Экспериментальная повесть, цинично препарирующая естество, пропитанная метадепрессией, вывернутой наизнанку.Деструктивный аскетизм, потакание тлетворным порокам, опустошающий рационализм – три истории, герои которых олицетворяют разные аспекты человеческого бытия, связанные одним городом, увязшим в бесконечной рутине и увядающим без надежды на будущее.

Так пахнет аммиак

Роман Ра

Дизайнер обложки Анна Свирская

© Роман Ра, 2024

© Анна Свирская, дизайн обложки, 2024

ISBN 978-5-0062-1343-2

Создано в интеллектуальной издательской системе Ridero

I

Этот город – чертовски чёрный, нескладный, с нестройными улочками и щербатыми дорогами, – пах серой и кислотой. День ото дня люди здесь в лихорадочной отрешённости делали одно и то же, не ставя высоких целей, не строя далеко идущих планов, и так проходили десятки лет. В серости монотонной жвачки жизни угасали, не успев родиться, и блуждали в облике бледных мертвецов среди до безобразного кривых высоток, не замечали под собой земли и мало-помалу вычерпывали носками башмаков холодные лужи, не обращали глаза к небу, обтянутому тёмной пеленой будто на веки осевших здесь туч. Время… замерло, остановилось. Или же оно никогда и не шло вовсе. С рождения застрявший в одном дне несчастный никогда не сможет в точности сказать, а было ли когда-то иначе.

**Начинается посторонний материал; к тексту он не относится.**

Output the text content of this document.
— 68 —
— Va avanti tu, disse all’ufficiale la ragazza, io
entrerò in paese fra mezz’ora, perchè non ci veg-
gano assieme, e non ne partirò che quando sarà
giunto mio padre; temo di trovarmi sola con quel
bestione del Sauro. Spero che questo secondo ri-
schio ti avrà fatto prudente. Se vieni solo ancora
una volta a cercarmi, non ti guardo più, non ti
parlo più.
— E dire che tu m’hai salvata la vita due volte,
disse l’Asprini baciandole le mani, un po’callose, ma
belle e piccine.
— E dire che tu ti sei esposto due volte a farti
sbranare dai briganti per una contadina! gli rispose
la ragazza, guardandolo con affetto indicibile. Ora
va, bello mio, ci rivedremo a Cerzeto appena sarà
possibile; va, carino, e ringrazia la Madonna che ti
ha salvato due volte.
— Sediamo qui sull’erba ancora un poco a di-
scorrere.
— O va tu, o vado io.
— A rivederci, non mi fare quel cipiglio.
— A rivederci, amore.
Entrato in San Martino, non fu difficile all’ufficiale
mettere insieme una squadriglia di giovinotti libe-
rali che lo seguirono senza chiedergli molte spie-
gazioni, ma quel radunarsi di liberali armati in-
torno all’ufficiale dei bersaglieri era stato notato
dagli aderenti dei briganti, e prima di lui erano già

Для иных стрелка часов всё-таки кое-как, рывками, но перемещалась по циферблату, делила сутки надвое – мёртвый день и живая, во всей своей полноте, ночь. Но их восприятие не отличалось особой популярностью в народе, поскольку даже развлекаться здесь умели немногие, а их развлечения вызывали у большинства ленивые приступы омерзения. Про таких людей не писали в газетах, не выпускали сюжетов по телевизору, лишь иногда из уст в уста передавали какие-то обрывочные слухи, преисполненные осуждением, совершенно обезличенные, высказываемые со столь же отсутствующим интересом, с каким обсуждают любое явление, знакомое всем и каждому от первого до последнего дня жизни.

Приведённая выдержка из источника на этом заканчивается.